So what’s the problem? Well, one is what Meszaros calls the “mystery
guest”, a kind of “obscure test” smell. What that means is that the
main players in our tests - Alice and Bob, are defined far off in the
spec/fixtures/users.yml
file. Just looking at the test body, it’s
hard to know exactly what it was about Alice and Bob that made one an
adult, the other not. (Sure, we should know the rules about adulthood
in whatever country we’re in, but it’s easy to see how a slightly more
complicated example might not be so clear).
Let’s try to address that concern head on by removing the fixtures:
# spec/models/user_spec.rb
specify "a person of > 21 years is an adult" do
user = User.create!(name: "Alice", date_of_birth: 21.years.ago)
expect(user).to be_adult
end
specify "a person of < 21 years is not an adult" do
user = User.create!(name: "Bob", date_of_birth: 21.years.ago - 1.day)
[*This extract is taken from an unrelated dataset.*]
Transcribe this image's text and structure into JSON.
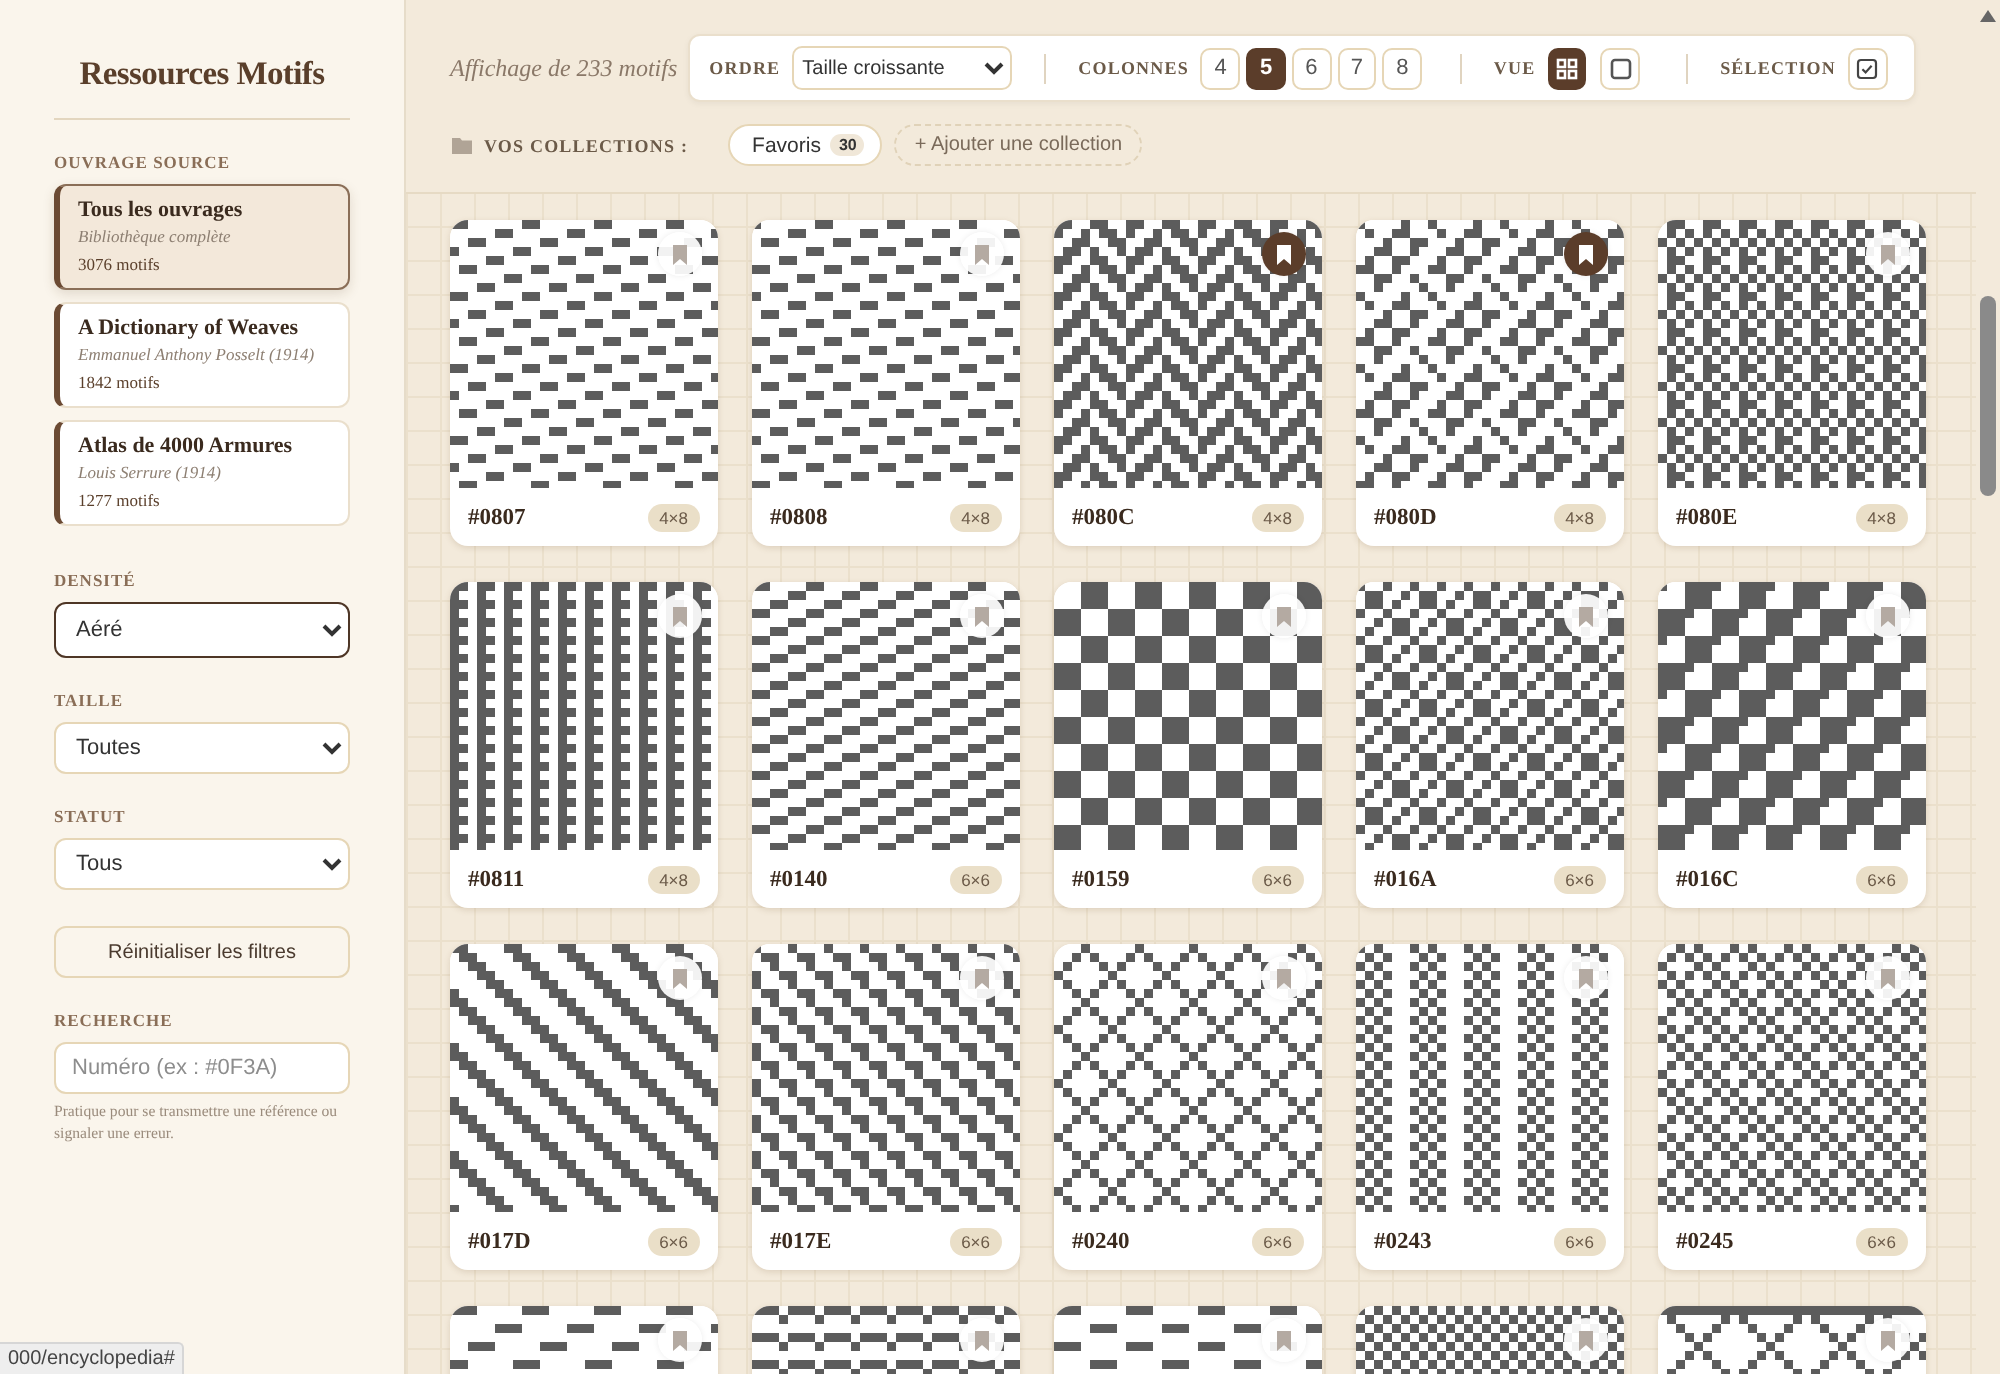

expect(user).not_to be_adult
end
We’ve solved the mystery guest problem! Now we can see at a glance
what the relationship is between the attributes of each user and the
behavior exhibited by them.
Unfortunately, we have a new problem. Because a user requires a
:name
attribute, we have to specify a name in order to build a valid
user object in each test (we might in certain instances be able to get
away with using invalid objects, but it is probably not a good
idea). Here, the fact that we’ve had to give our users names has given
us another obscure test smell - we have introduced some noise in that
it’s not clear at a glance which attributes were relevant to the
behavior that’s getting exercised.
Another problem that might emerge is if we added a new attribute to
User
that was validated against - every test that builds a user
could fail for reasons that could be wholly unrelated to the behavior
they are trying to exercise.
Let’s try this again, extracting out a factory method:
# spec/models/user_spec.rb
specify "a person of > 21 years is an adult" do
user = create_user(date_of_birth: 21.years.ago)
expect(user).to be_adult
end
specify "a person of < 21 years is not an adult" do
user = create_user(date_of_birth: 21.years.ago - 1.day)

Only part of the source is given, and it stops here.